ECLI:NL:RBBRE:2007:BA8767

Rechtbank Breda

Datum uitspraak
11 mei 2007
Publicatiedatum
5 april 2013
Zaaknummer
173837 KG ZA 07-208
Instantie
Rechtbank Breda
Type
Uitspraak
Rechtsgebied
Civiel recht
Procedures
  • Voorlopige voorziening
Rechters
  • I. Peeters
Vindplaatsen
  • Rechtspraak.nl
AI samenvatting door LexboostAutomatisch gegenereerd

Non-existent beslag en rechtsgeldigheid van conservatoire maatregelen in kort geding

In deze zaak, die werd behandeld door de Rechtbank Breda, heeft de voorzieningenrechter op 11 mei 2007 uitspraak gedaan in een kort geding tussen de besloten vennootschap Wiener International Schortenindustrie BV en een gedaagde, die eerder werknemer was van Wiener. De zaak betreft de rechtsgeldigheid van conservatoire beslagen die door de gedaagde waren gelegd onder afnemers van Wiener. De gedaagde had gesteld dat hij een loonvordering had op Wiener en dat hij reeds een eis in de hoofdzaak had ingesteld, maar dit bleek onjuist te zijn. De voorzieningenrechter oordeelde dat het beslag niet rechtsgeldig was gelegd omdat er geen eis in de hoofdzaak was ingesteld binnen de gestelde termijn, zoals vereist door artikel 700 van het Wetboek van Burgerlijke Rechtsvordering. Hierdoor werden de beslagen als non-existent beschouwd.

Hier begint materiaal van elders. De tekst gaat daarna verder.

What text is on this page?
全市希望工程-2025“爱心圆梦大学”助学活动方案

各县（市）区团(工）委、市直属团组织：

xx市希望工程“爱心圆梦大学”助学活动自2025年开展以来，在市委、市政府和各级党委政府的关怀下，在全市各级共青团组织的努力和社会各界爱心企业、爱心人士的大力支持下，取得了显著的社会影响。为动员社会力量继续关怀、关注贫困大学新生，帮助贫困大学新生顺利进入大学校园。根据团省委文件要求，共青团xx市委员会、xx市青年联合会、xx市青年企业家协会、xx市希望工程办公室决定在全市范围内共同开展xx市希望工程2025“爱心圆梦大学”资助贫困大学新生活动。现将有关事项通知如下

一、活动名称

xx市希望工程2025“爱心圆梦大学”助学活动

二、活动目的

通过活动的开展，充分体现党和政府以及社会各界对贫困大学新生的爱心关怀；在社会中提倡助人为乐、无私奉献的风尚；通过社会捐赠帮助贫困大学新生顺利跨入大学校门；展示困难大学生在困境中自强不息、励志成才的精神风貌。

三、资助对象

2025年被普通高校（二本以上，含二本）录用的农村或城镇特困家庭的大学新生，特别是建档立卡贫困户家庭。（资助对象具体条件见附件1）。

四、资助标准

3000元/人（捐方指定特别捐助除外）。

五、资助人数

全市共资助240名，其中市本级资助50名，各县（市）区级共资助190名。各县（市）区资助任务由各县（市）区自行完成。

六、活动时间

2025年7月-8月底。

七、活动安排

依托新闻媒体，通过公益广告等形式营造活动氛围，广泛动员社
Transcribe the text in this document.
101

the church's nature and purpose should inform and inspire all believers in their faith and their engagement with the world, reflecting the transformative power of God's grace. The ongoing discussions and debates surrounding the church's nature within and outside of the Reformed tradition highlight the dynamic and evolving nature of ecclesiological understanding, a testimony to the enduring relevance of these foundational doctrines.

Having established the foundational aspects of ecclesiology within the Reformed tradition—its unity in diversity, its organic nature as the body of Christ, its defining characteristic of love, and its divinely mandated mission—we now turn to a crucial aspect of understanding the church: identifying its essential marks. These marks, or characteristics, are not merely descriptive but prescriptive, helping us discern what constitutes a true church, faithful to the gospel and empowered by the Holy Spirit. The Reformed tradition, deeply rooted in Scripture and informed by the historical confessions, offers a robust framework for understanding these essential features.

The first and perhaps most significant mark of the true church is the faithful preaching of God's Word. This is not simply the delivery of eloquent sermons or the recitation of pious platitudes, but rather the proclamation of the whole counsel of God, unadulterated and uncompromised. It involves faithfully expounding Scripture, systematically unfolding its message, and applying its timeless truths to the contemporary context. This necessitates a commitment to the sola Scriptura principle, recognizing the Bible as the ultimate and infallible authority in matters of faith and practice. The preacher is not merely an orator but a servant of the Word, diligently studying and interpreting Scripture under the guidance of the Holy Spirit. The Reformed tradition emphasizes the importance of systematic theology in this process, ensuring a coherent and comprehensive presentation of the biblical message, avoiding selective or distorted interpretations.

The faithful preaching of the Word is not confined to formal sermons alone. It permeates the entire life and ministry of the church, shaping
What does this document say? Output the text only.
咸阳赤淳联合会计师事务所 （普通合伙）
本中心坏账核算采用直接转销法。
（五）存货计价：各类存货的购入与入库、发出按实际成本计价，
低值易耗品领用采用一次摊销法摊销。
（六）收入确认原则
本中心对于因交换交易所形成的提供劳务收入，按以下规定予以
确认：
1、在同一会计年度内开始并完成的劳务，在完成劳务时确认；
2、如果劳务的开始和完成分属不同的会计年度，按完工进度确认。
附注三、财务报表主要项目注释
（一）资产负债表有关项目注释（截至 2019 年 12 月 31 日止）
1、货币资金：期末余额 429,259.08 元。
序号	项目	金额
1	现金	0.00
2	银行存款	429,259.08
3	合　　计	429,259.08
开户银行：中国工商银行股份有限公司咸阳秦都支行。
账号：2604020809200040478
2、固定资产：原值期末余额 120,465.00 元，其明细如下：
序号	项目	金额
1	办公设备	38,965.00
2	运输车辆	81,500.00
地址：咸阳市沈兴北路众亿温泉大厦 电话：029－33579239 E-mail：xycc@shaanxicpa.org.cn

De voorzieningenrechter heeft de vordering van Wiener om de beslagen op te heffen afgewezen, maar heeft de gedaagde wel opgedragen om te zorgen dat de schuldenaren van Wiener alsnog aan hun verplichtingen voldoen. De gedaagde werd ook veroordeeld in de proceskosten. De uitspraak benadrukt het belang van het tijdig indienen van een eis in de hoofdzaak bij het leggen van conservatoire beslagen en de gevolgen van het niet naleven van deze procedurele vereisten.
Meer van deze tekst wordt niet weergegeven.